A recent News story in your journal addressed the issue of whether there is a commitment to move forward with the development of preventive vaccines for principal infectious diseases, including human immunodeficiency virus (HIV)-1 infection, tuberculosis and malaria1. For HIV-1, although it is accepted that prophylactic vaccines are an urgent priority to prevent new infections, the plight of those already infected must also be considered. Consequently, there is a strong case for promoting the development of therapeutic vaccines in parallel with drug intervention.

Pharmaceutical companies have been criticized widely by advocacy groups and others, and in the aforementioned News article, for their failure to collaborate with the academic community at large in the development of new HIV therapies. Here we present an example of a clinical trial involving multi-party collaboration.

In 1998, GlaxoWellcome initiated an international study (QUEST) to assess whether highly active anti-retroviral therapy (HAART) consisting of amprenavir, abacavir and combivir administered for at least 2 years to patients acutely infected with HIV-1 would allow for the long-term control of viral replication when treatment was stopped. When new information emerged during the trial that virus in a latently infected reservoir may replenish infection, the trial was amended to incorporate a double blind randomized vaccination strategy to be compared with HAART alone before treatment interruption2. The intention was to explore whether therapeutic vaccination can expand the magnitude and breadth of HIV-specific immune responses over HAART alone3, which would in turn restrain viral replication after treatment cessation.

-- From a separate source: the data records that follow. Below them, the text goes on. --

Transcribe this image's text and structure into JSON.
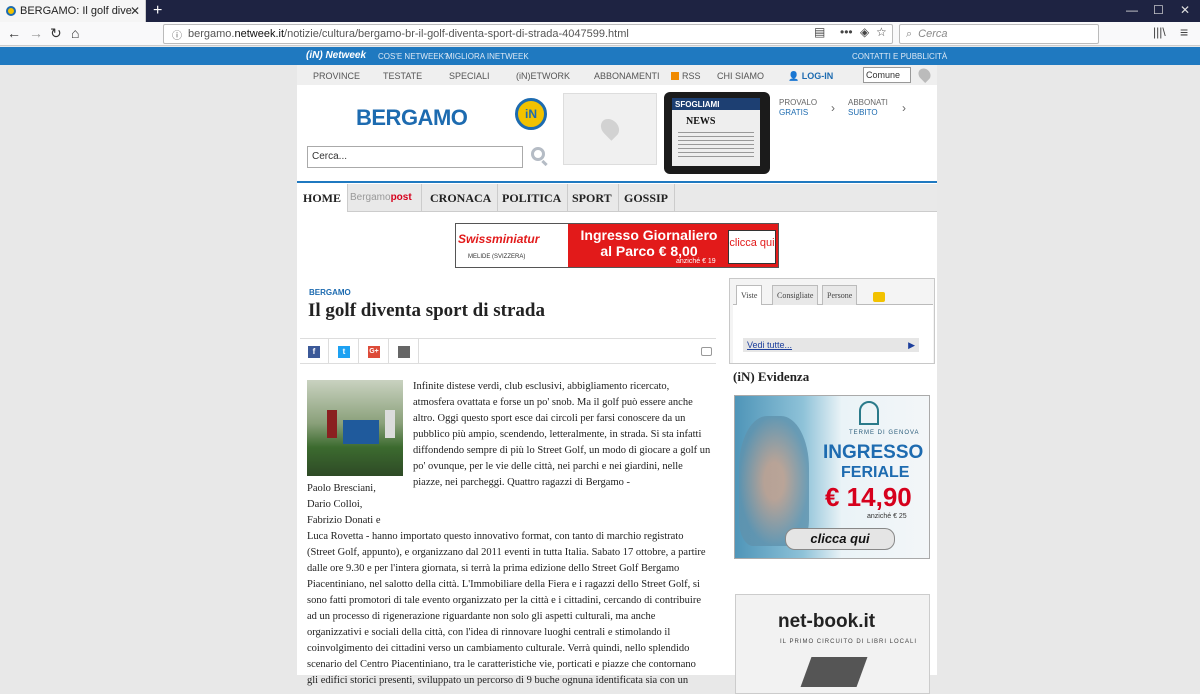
{
  "browser": {
    "tab_title": "BERGAMO: Il golf diventa sport di strada",
    "url_prefix": "bergamo.",
    "url_host": "netweek.it",
    "url_path": "/notizie/cultura/bergamo-br-il-golf-diventa-sport-di-strada-4047599.html",
    "search_placeholder": "Cerca"
  },
  "netweek_bar": {
    "logo": "(iN) Netweek",
    "links": [
      "COS'E NETWEEK?",
      "MIGLIORA INETWEEK",
      "CONTATTI E PUBBLICITÀ"
    ]
  },
  "topnav": {
    "items": [
      "PROVINCE",
      "TESTATE",
      "SPECIALI",
      "(iN)ETWORK",
      "ABBONAMENTI",
      "RSS",
      "CHI SIAMO",
      "LOG-IN"
    ],
    "comune_value": "Comune"
  },
  "header": {
    "logo": "BERGAMO",
    "badge": "iN",
    "search_placeholder": "Cerca...",
    "tablet_label": "SFOGLIAMI",
    "tablet_news": "NEWS",
    "promo1_line1": "PROVALO",
    "promo1_line2": "GRATIS",
    "promo2_line1": "ABBONATI",
    "promo2_line2": "SUBITO"
  },
  "mainnav": {
    "home": "HOME",
    "bergamopost_a": "Bergamo",
    "bergamopost_b": "post",
    "items": [
      "CRONACA",
      "POLITICA",
      "SPORT",
      "GOSSIP"
    ]
  },
  "banner": {
    "brand": "Swissminiatur",
    "brand_sub": "MELIDE (SVIZZERA)",
    "headline": "Ingresso Giornaliero al Parco € 8,00",
    "anziche": "anziché € 19",
    "cta": "clicca qui"
  },
  "article": {
    "kicker": "BERGAMO",
    "title": "Il golf diventa sport di strada",
    "p1": "Infinite distese verdi, club esclusivi, abbigliamento ricercato, atmosfera ovattata e forse un po' snob. Ma il golf può essere anche altro. Oggi questo sport esce dai circoli per farsi conoscere da un pubblico più ampio, scendendo, letteralmente, in strada. Si sta infatti diffondendo sempre di più lo Street Golf, un modo di giocare a golf un po' ovunque, per le vie delle città, nei parchi e nei giardini, nelle piazze, nei parcheggi. Quattro ragazzi di Bergamo -",
    "names": [
      "Paolo Bresciani,",
      "Dario Colloi,",
      "Fabrizio Donati e"
    ],
    "p2": "Luca Rovetta - hanno importato questo innovativo format, con tanto di marchio registrato (Street Golf, appunto), e organizzano dal 2011 eventi in tutta Italia. Sabato 17 ottobre, a partire dalle ore 9.30 e per l'intera giornata, si terrà la prima edizione dello Street Golf Bergamo Piacentiniano, nel salotto della città. L'Immobiliare della Fiera e i ragazzi dello Street Golf, si sono fatti promotori di tale evento organizzato per la città e i cittadini, cercando di contribuire ad un processo di rigenerazione riguardante non solo gli aspetti culturali, ma anche organizzativi e sociali della città, con l'idea di rinnovare luoghi centrali e stimolando il coinvolgimento dei cittadini verso un cambiamento culturale. Verrà quindi, nello splendido scenario del Centro Piacentiniano, tra le caratteristiche vie, porticati e piazze che contornano gli edifici storici presenti, sviluppato un percorso di 9 buche ognuna identificata sia con un"
  },
  "share": {
    "facebook": "f",
    "twitter": "t",
    "gplus": "G+"
  },
  "sidebar": {
    "tabs": [
      "Viste",
      "Consigliate",
      "Persone"
    ],
    "vedi_tutte": "Vedi tutte...",
    "evidenza_title": "(iN) Evidenza",
    "terme": {
      "brand": "TERME DI GENOVA",
      "line1": "INGRESSO",
      "line2": "FERIALE",
      "price": "€ 14,90",
      "anziche": "anziché € 25",
      "cta": "clicca qui"
    },
    "netbook": {
      "title": "net-book.it",
      "subtitle": "IL PRIMO CIRCUITO DI LIBRI LOCALI"
    }
  }
}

Two vaccines were selected: one produced by Aventis Pasteur (ALVAC- HIV-vCP1452, a live recombinant avipox -vectored HIV-1 vaccine expressing envelope, core, pol and nef antigens), and the other produced by Immune Response Corporation (Remune, an envelope-depleted, inactivated HIV-1 vaccine). To date, the trial has included 150 patients, at present the largest prospectively enrolled cohort of such patients, with a median follow-up of 52 weeks. So far, the addition of vaccines to HAART regimens has not provided conclusive long-lasting benefits over HAART alone. Preliminary results from this trial are expected next year.

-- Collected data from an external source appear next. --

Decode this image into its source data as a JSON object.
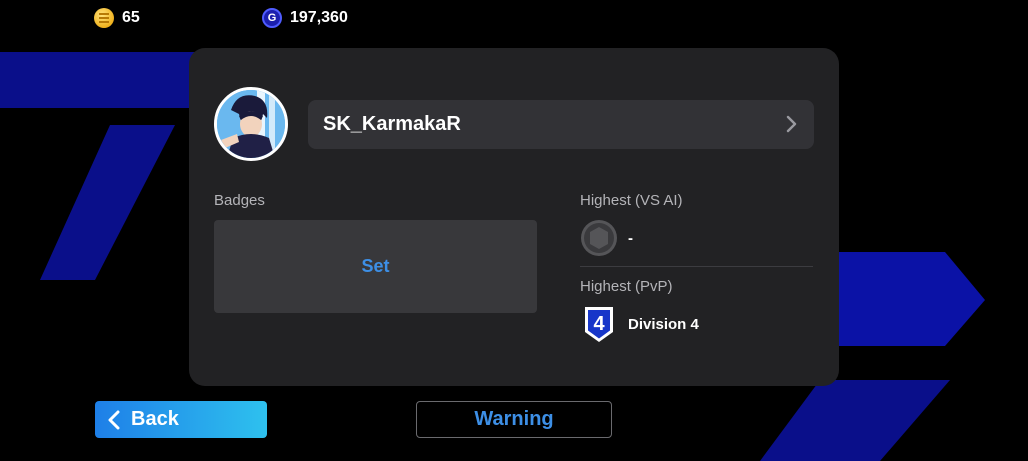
{
  "currencies": {
    "coins": {
      "value": "65",
      "icon": "coin-icon"
    },
    "gp": {
      "value": "197,360",
      "icon": "gp-icon",
      "symbol": "G"
    }
  },
  "profile": {
    "username": "SK_KarmakaR",
    "avatar": "avatar-anime-character"
  },
  "badges": {
    "label": "Badges",
    "set_label": "Set"
  },
  "highest_vs_ai": {
    "label": "Highest (VS AI)",
    "value": "-",
    "icon": "empty-rank-icon"
  },
  "highest_pvp": {
    "label": "Highest (PvP)",
    "value": "Division 4",
    "division_number": "4",
    "icon": "division-badge-icon"
  },
  "buttons": {
    "back": "Back",
    "warning": "Warning"
  },
  "colors": {
    "accent_blue": "#3d8fe6",
    "card_bg": "#222224",
    "background_stripes": "#0a0f9e"
  }
}
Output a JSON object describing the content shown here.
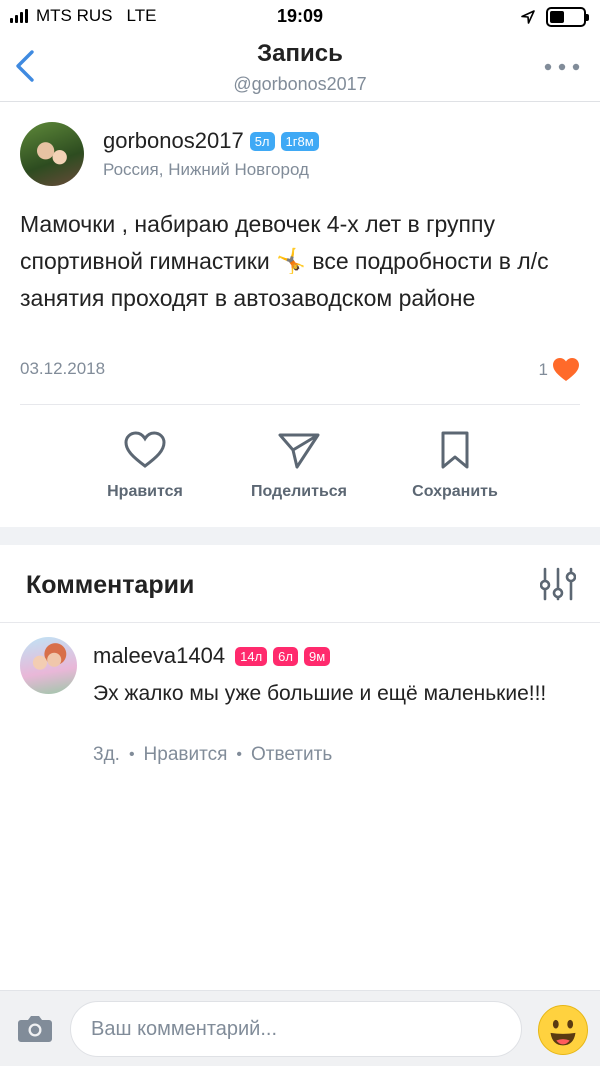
{
  "status_bar": {
    "carrier": "MTS RUS",
    "network": "LTE",
    "time": "19:09"
  },
  "nav": {
    "title": "Запись",
    "subtitle": "@gorbonos2017",
    "back_icon": "chevron-left-icon",
    "more_icon": "more-dots-icon"
  },
  "post": {
    "author": "gorbonos2017",
    "badges": [
      "5л",
      "1г8м"
    ],
    "location": "Россия, Нижний Новгород",
    "text_before_emoji": "Мамочки , набираю девочек 4-х лет в группу спортивной гимнастики",
    "emoji": "🤸",
    "text_after_emoji": " все подробности в л/с занятия проходят в автозаводском районе",
    "date": "03.12.2018",
    "likes": "1"
  },
  "actions": {
    "like_label": "Нравится",
    "share_label": "Поделиться",
    "save_label": "Сохранить"
  },
  "comments": {
    "title": "Комментарии",
    "items": [
      {
        "author": "maleeva1404",
        "badges": [
          "14л",
          "6л",
          "9м"
        ],
        "text": "Эх жалко мы уже большие и ещё маленькие!!!",
        "time": "3д.",
        "like_label": "Нравится",
        "reply_label": "Ответить"
      }
    ]
  },
  "composer": {
    "placeholder": "Ваш комментарий..."
  },
  "colors": {
    "accent_blue": "#3fa9f5",
    "accent_pink": "#ff2a6d",
    "like_orange": "#ff6a2a",
    "text_secondary": "#818c99"
  }
}
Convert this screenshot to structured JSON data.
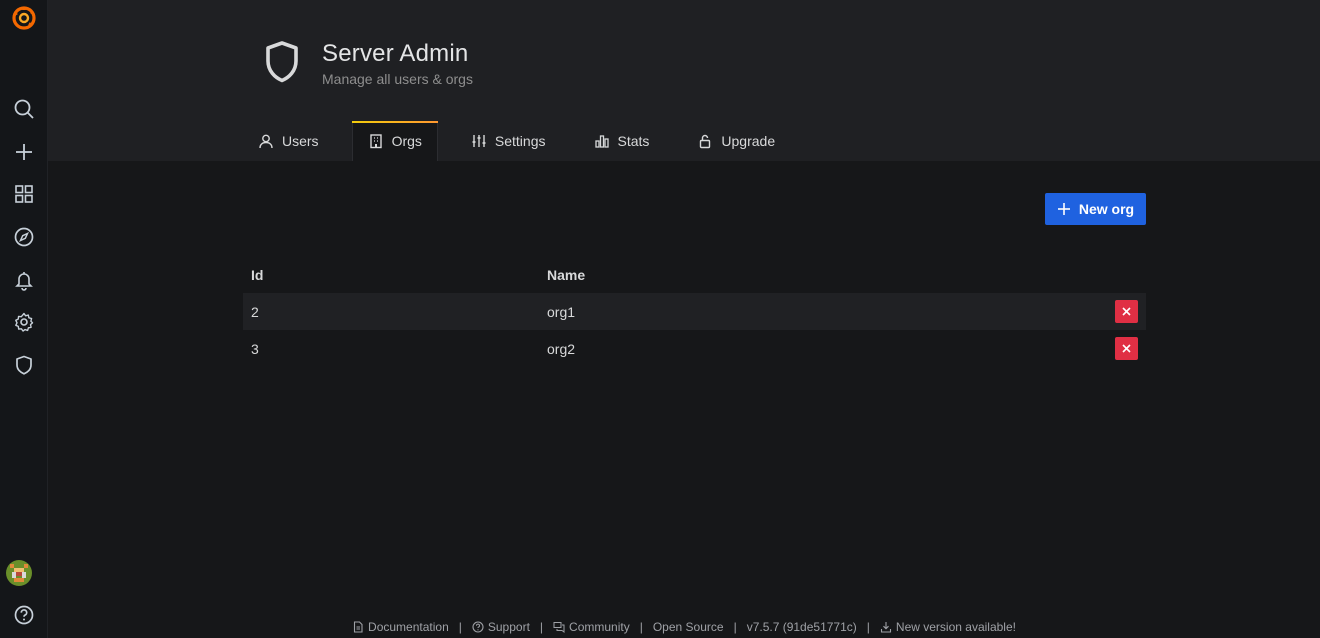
{
  "sidebar": {
    "items": [
      {
        "icon": "grafana-logo-icon"
      },
      {
        "icon": "search-icon"
      },
      {
        "icon": "plus-icon"
      },
      {
        "icon": "dashboards-icon"
      },
      {
        "icon": "explore-compass-icon"
      },
      {
        "icon": "alerting-bell-icon"
      },
      {
        "icon": "configuration-gear-icon"
      },
      {
        "icon": "server-admin-shield-icon"
      },
      {
        "icon": "user-avatar"
      },
      {
        "icon": "help-icon"
      }
    ]
  },
  "header": {
    "title": "Server Admin",
    "subtitle": "Manage all users & orgs",
    "icon": "shield-icon"
  },
  "tabs": [
    {
      "label": "Users",
      "icon": "user-icon",
      "active": false
    },
    {
      "label": "Orgs",
      "icon": "building-icon",
      "active": true
    },
    {
      "label": "Settings",
      "icon": "sliders-icon",
      "active": false
    },
    {
      "label": "Stats",
      "icon": "bar-chart-icon",
      "active": false
    },
    {
      "label": "Upgrade",
      "icon": "unlock-icon",
      "active": false
    }
  ],
  "actions": {
    "new_org_label": "New org"
  },
  "table": {
    "columns": [
      "Id",
      "Name"
    ],
    "rows": [
      {
        "id": "2",
        "name": "org1"
      },
      {
        "id": "3",
        "name": "org2"
      }
    ]
  },
  "footer": {
    "documentation": "Documentation",
    "support": "Support",
    "community": "Community",
    "open_source": "Open Source",
    "version": "v7.5.7 (91de51771c)",
    "new_version": "New version available!",
    "separator": "|"
  },
  "colors": {
    "background": "#161719",
    "header": "#1f2023",
    "primary_button": "#1f62e0",
    "danger": "#e02f44",
    "tab_accent_start": "#f2cc0c",
    "tab_accent_end": "#ff9830"
  }
}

From the beginning of the trial, there was a commitment from the sponsor to offer these patients the most clinically advanced therapy available. The selection of vaccines from different manufacturers required an intense period of negotiation between investigators, vaccine manufacturers and the sponsor. Why would the main sponsor of the study (GlaxoWellcome), whose strength lies in the discovery and development of new antiviral drugs rather than vaccines, sponsor a trial with the ultimate goal of achieving viral replication control by the addition of vaccines from other commercial enterprises and the ultimate aim of stopping drug treatment? They did this for several reasons. Acute infection data from this study may have as-yet unforeseen consequences for the wider population of HIV-infected subjects. Although not associated with short-term commercial gain, the benefit for society in general will come from any progress made in medical care and the possibility that results from this trial may increase the value of new immunological markers in the design of future vaccination studies. In addition, with treatment interruption strategies being regarded increasingly by patients as a means of liberating themselves from continuous substantial drug regimens, there is a need to preserve future treatment options. Self-initiated, unguided drug 'holidays' may result in the emergence of resistance and negate future treatment options. By advocating a formal, planned strategic HAART cessation in this cohort after an optimal treatment period, new strategies for subsequent successful reintroduction of treatments are enhanced.

QUEST is a collaboration between clinicians and research scientists from both academia and the pharmaceutical industry, and the pursuit of the research objectives in this study have resulted in a synergistic network of expertise among all the collaborating parties. The foresight of a multilateral drug development approach should be encouraged and used as an example for the pharmaceutical industry as a whole.